Na vida somos corpos carnes e desejos
Uma vez em visita à um amigo, tomei um café, e começamos a conversar sobre o mundo em que vivemos. E essa conversa tinha como fundo as formas de vida que encontramos cotidianamente em nosso país. Há pessoas que vivem no Brasil, e tens a rua como a sua casa eternamente, são pessoas que nasceram num canto qualquer das praças, que alimentam com sopas de legumes doadas, ou feitas em fogões improvisados, com ossos de bois e os tutanos e sopas de fubás. Que aprenderam a vender balas no farol, ou simplesmente quer limpar para-brisa dos carros quando fecham o sinal.

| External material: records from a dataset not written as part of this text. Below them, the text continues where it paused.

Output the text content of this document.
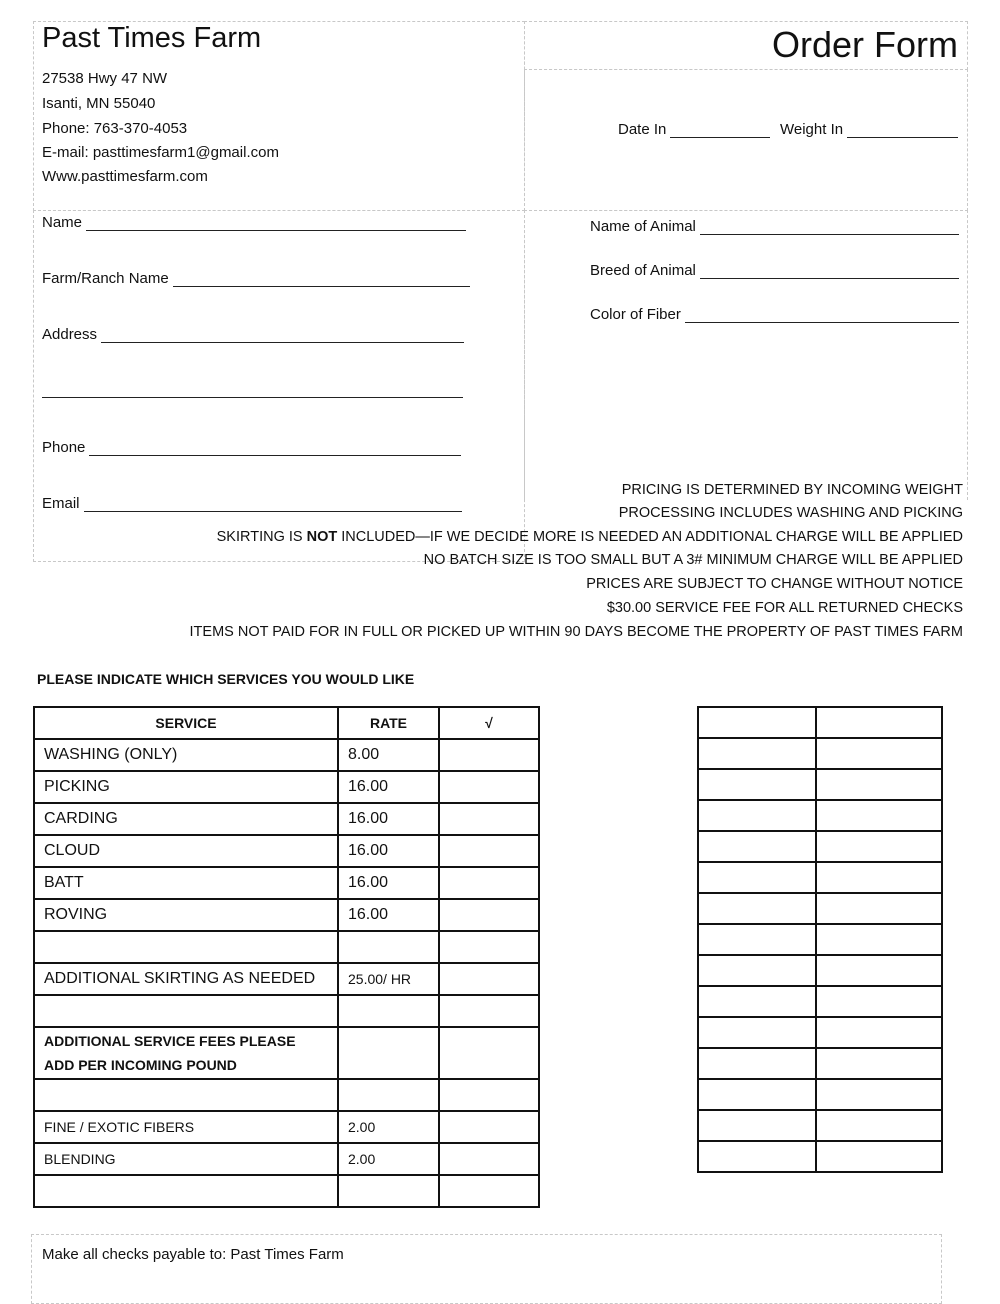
Past Times Farm	Order Form
27538 Hwy 47 NW
Isanti, MN 55040
Phone: 763-370-4053
E-mail: pasttimesfarm1@gmail.com
Www.pasttimesfarm.com
Date In	Weight In
Name
Farm/Ranch Name
Address
Phone
Email
Name of Animal
Breed of Animal
Color of Fiber
PRICING IS DETERMINED BY INCOMING WEIGHT
PROCESSING INCLUDES WASHING AND PICKING
SKIRTING IS NOT INCLUDED—IF WE DECIDE MORE IS NEEDED AN ADDITIONAL CHARGE WILL BE APPLIED
NO BATCH SIZE IS TOO SMALL BUT A 3# MINIMUM CHARGE WILL BE APPLIED
PRICES ARE SUBJECT TO CHANGE WITHOUT NOTICE
$30.00 SERVICE FEE FOR ALL RETURNED CHECKS
ITEMS NOT PAID FOR IN FULL OR PICKED UP WITHIN 90 DAYS BECOME THE PROPERTY OF PAST TIMES FARM
PLEASE INDICATE WHICH SERVICES YOU WOULD LIKE
SERVICE	RATE	√
WASHING (ONLY)	8.00	
PICKING	16.00	
CARDING	16.00	
CLOUD	16.00	
BATT	16.00	
ROVING	16.00	

ADDITIONAL SKIRTING AS NEEDED	25.00/ HR	

ADDITIONAL SERVICE FEES PLEASE ADD PER INCOMING POUND		

FINE / EXOTIC FIBERS	2.00	
BLENDING	2.00	

Make all checks payable to: Past Times Farm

Outras pessoas nasceram no arrebaldes, em casas de madeiras e viveram eternamente de bicos, e mesmo não tendo uma casa literalmente, sabem realizar serviços domésticos, a limpar quintal, arrumar jardins, limpar encanamento de banheiros banheiros. Essas pessoas que moram na rua ou no arrebalde e que faz esses tipos de serviços são tidos como paupérrimos em termos econômicos e são na verdade uma grande maioria, que vive numa sociedade capitalista, num processo de capitalista subterrâneo. Ou seja se vira, como se diz popularmente.
Ou vive-se ou enlouquece, recordo que na esquina da rua donde eu morava aparecia um ser humano que nós apelidamos de o "homem Coca cola", e que até hoje não sei o nome dele e como ele desapareceu de nossa sociedade. Ele chegava e começava a fazer um discurso todo atrapalhado e misturava sentimentos religiosos, com desejos políticos, como alucinações, e algumas palavras soavam em frases até desconexas. Eu ficava ouvindo e dizia que loucura é essa. Eu confesso que não entendia nada do que ele falava, mas entendia que num mundo em que vivemos ser louco é mais do que normal.
Comecei observar também aquelas pessoas que andava de carro, e bem devagar, como quem quisesse deixar marcas de um tempo em que a pressa não era algo tão preciso. Eram pessoas idosas, algumas até com um olhar conservador, que acreditava que as praças e as casa deviam manter a sua beleza na leitura da natureza. E assim víamos as construções com mudas de árvores, com flores nos jardins, varandas com ramalhetes de primaveras e rosas e não havia necessidade de grades, como atualmente se faz. Essas pessoas deixaram também de existir.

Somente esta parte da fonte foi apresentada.